Hi John,
[EMAIL PROTECTED] wrote:
I have tried jcr/jackrabbit and like it.
Next I would like to push jackrabbit to its limit:
load in as many items as possible. I would appreciate help on
a few configuration/tuning issues:
(1) which persistent manager to use?
in a recent test I imported over a million wikipedia articles which
resulted in about 6 million items. no versioning, btw.
my configuration is:
dell latitude d505
db-persitence using derby
256m heap
at the beginning the time to add an article was about 5ms.
towards the end of the load the time to add an article was stable at
about 50ms.
some other figures:
db size: 2 GB
index size: 300 MB
(2) what parameters to tune?
I can give you some advice on configuring the index: the default config
will cause lucene to create segments of 100 nodes, which will be merged
when as soon as 10 segments exist. when doing a bulk load you should set
the paramter minMergeDocs to a higher value. e.g. 1000. this will create
segments of 1000 nodes, and will be more efficient.
(3) will multiple wordspaces help?
IMO this might help, if you run into scalability issues with the
persistence manager you are using.
(4) any other things to watch for?
use separate disks for the index and workspace data.
My host has 4GB ram and a few TB diskspace.

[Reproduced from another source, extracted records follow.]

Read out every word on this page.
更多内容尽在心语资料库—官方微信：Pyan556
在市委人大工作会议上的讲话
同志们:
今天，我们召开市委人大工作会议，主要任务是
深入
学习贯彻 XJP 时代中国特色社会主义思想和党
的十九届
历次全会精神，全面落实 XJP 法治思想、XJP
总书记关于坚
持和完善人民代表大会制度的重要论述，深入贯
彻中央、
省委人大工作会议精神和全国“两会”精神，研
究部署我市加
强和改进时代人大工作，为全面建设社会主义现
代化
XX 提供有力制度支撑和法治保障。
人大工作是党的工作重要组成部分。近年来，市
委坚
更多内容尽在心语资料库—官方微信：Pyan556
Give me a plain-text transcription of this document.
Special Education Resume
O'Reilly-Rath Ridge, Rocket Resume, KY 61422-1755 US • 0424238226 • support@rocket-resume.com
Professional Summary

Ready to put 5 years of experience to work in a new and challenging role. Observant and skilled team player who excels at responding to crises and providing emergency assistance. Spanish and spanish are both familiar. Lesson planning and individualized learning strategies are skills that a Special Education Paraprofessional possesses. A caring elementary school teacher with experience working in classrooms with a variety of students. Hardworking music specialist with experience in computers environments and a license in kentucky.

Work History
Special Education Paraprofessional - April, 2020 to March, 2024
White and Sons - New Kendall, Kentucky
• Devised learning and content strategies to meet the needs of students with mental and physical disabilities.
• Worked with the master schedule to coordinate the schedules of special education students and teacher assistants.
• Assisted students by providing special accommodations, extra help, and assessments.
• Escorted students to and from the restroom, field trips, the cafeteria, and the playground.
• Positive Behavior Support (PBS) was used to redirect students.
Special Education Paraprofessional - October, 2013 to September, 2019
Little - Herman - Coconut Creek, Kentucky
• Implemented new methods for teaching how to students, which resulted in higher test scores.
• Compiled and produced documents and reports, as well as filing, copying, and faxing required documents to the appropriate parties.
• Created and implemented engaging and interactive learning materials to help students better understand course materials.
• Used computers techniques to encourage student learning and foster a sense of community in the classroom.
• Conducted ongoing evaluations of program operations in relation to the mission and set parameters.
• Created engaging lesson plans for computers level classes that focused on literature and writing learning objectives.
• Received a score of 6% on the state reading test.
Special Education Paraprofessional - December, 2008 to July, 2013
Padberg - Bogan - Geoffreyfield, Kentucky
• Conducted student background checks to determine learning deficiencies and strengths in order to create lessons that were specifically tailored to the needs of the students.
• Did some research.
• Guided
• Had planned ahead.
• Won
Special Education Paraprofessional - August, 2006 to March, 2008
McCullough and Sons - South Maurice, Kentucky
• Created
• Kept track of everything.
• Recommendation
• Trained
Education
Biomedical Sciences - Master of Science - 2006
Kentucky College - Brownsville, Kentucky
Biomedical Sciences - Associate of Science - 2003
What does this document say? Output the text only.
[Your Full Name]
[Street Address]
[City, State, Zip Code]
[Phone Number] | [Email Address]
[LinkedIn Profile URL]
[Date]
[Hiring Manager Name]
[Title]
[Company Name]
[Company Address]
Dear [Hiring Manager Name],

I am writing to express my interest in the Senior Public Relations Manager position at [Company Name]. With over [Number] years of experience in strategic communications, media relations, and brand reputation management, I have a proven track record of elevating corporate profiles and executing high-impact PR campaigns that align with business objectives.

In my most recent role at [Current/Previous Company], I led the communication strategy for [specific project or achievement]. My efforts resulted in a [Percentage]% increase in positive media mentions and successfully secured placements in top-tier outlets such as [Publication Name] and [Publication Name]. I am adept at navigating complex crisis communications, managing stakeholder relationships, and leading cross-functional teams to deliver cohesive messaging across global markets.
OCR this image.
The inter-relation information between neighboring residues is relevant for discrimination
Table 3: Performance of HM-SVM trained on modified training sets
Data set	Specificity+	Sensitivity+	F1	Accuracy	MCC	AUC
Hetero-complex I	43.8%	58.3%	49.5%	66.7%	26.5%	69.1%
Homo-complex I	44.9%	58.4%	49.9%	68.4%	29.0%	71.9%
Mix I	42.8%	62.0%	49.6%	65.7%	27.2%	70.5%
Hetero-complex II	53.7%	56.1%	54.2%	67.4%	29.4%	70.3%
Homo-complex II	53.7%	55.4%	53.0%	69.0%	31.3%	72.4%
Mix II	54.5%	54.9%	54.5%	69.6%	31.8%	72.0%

Also, any doc describing all possbile elements in repository.xml?
the sample repository.xml file in src/conf contains an inline dtd that
contains some documentation.
And if SearchIndex can be turned off?
yes, this is possible. you simply omit the SearchIndex element in the
configuration. though, I would be very interested to see how well the
index works with your data.
regards
marcel